I've been watching this happen in Merced, where my parents helped pay for a new
church; I was there when the priest comes in and says, "from now on this mass will be
held in Spanish" -and for you old whites who paid for it..suckers! The
Mexicans exhibit behavior that would have gotten me kicked out-- they walk in wearing
tank tops (formal wear for them is a new football jersey) and what is it with the
Mexican women and their screaming children? Are they deaf?

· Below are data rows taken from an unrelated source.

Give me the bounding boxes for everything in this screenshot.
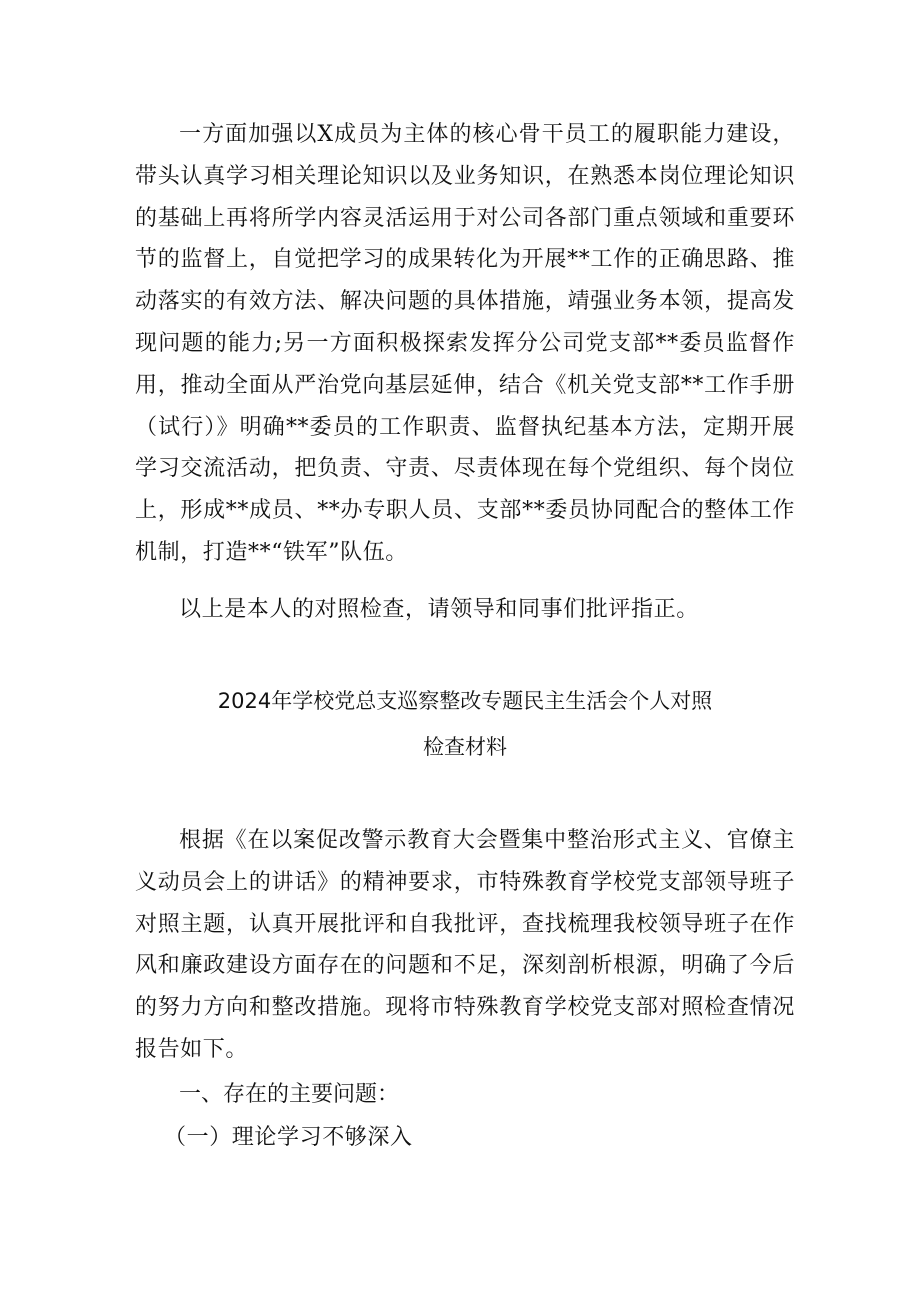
paragraph-responsibility-building: 一方面加强以X成员为主体的核心骨干员工的履职能力建设，带头认真学习相关理论知识以及业务知识，在熟悉本岗位理论知识的基础上再将所学内容灵活运用于对公司各部门重点领域和重要环节的监督上，自觉把学习的成果转化为开展**工作的正确思路、推动落实的有效方法、解决问题的具体措施，靖强业务本领，提高发现问题的能力;另一方面积极探索发挥分公司党支部**委员监督作用，推动全面从严治党向基层延伸，结合《机关党支部**工作手册（试行）》明确**委员的工作职责、监督执纪基本方法，定期开展学习交流活动，把负责、守责、尽责体现在每个党组织、每个岗位上，形成**成员、**办专职人员、支部**委员协同配合的整体工作机制，打造**“铁军”队伍。	[135, 122, 795, 565]
paragraph-closing-remark: 以上是本人的对照检查，请领导和同事们批评指正。	[179, 597, 699, 622]
document-title-line-1: 2024年学校党总支巡察整改专题民主生活会个人对照	[217, 689, 713, 713]
document-title-line-2: 检查材料	[423, 735, 507, 759]
section-heading-main-problems: 一、存在的主要问题：	[179, 1082, 400, 1107]
subsection-heading-theory-study: （一）理论学习不够深入	[164, 1125, 413, 1150]
paragraph-introduction: 根据《在以案促改警示教育大会暨集中整治形式主义、官僚主义动员会上的讲话》的精神要求，市特殊教育学校党支部领导班子对照主题，认真开展批评和自我批评，查找梳理我校领导班子在作风和廉政建设方面存在的问题和不足，深刻剖析根源，明确了今后的努力方向和整改措施。现将市特殊教育学校党支部对照检查情况报告如下。	[135, 828, 795, 1062]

"Family values" for the new immigrants is allegiance to their race, and often to their
gang. The schools where I went had minimal discipline problems, never a single
episode with weapons. Today they are gang-infested monstrosities ruled by fear. Just
a great learning environment huh? People are are shot for wearing a blue shirt or a red hat;
the gangs even open fire based on the color of your car (it's red for "Surenos" and blue
for "Nortenos").

I turn on one of the Spanish-language networks last week and it's a press
conference by Mexican families whose children were killed by one of those hard-
working immigrants who ran back to Mexico where they sit, thumbing their nose and
protected by the Mexican gangster-state. Funny how this rarely gets covered by the
major media.

If you would like a snapshot of the ongoing California Collapse: try www.MercedSun-Star.com
just about the last newspaper in the state that still publishes the racial ID of
criminal suspects on the loose (notice how often the authorities are now withholding
this info, even when they have captured a repeat offender?) you can readily see
who it is that is running the methamphetamine trade, and ripping off everything
that isn't nailed down (Calif. farmers are plagued with endemic theft of equipment
and supplies). However, thislast window on reality may be coming to an end, as the McClatchy conglom-
erate that owns the papers in Fresno, Modesto, and Sacramento just bought it
and will probably soon proceed with the suppression of the truth. Because ignorance
is bliss, right?

The jobs fly out, the immigrants pour in. How does that add up? Has anybody called
up Shill Clinton and asked him where are those "export jobs" he kept yakking about
when he and Al Whore were selling NAFTA, GATT, and the WTO. And Shillary,
who sat there with the same stupid Stepford-wife smile through it all, has the nerve
to snivel about the "Bush administration policies" when it was her husband who put
it all in place.
Admit it: the John Birch Society was right all along, all the way back to the 50's--which is why they
had to be smeared (including a verified media plant by the KGB). It is so ironic
today to see the University twit-class oohing and aahing over Noam Chomsky's
boilerplate criticisms of global corpocracy--and most of what he says is just plain
vanilla Bircher analysis from 40 years ago! (Except he doesn't say anything about
immigration).

Posted by: Mark T on January 12, 2004 8:09 PM



Regulation of immigration allows for far, far better control of externalities caused by immigration -- which can be very important for maintaining a stable society.

Eliminate the difference between legal and illegal immigrants, and all kinds of ridiculous costs will wind up being imposed on the existing American citizenry.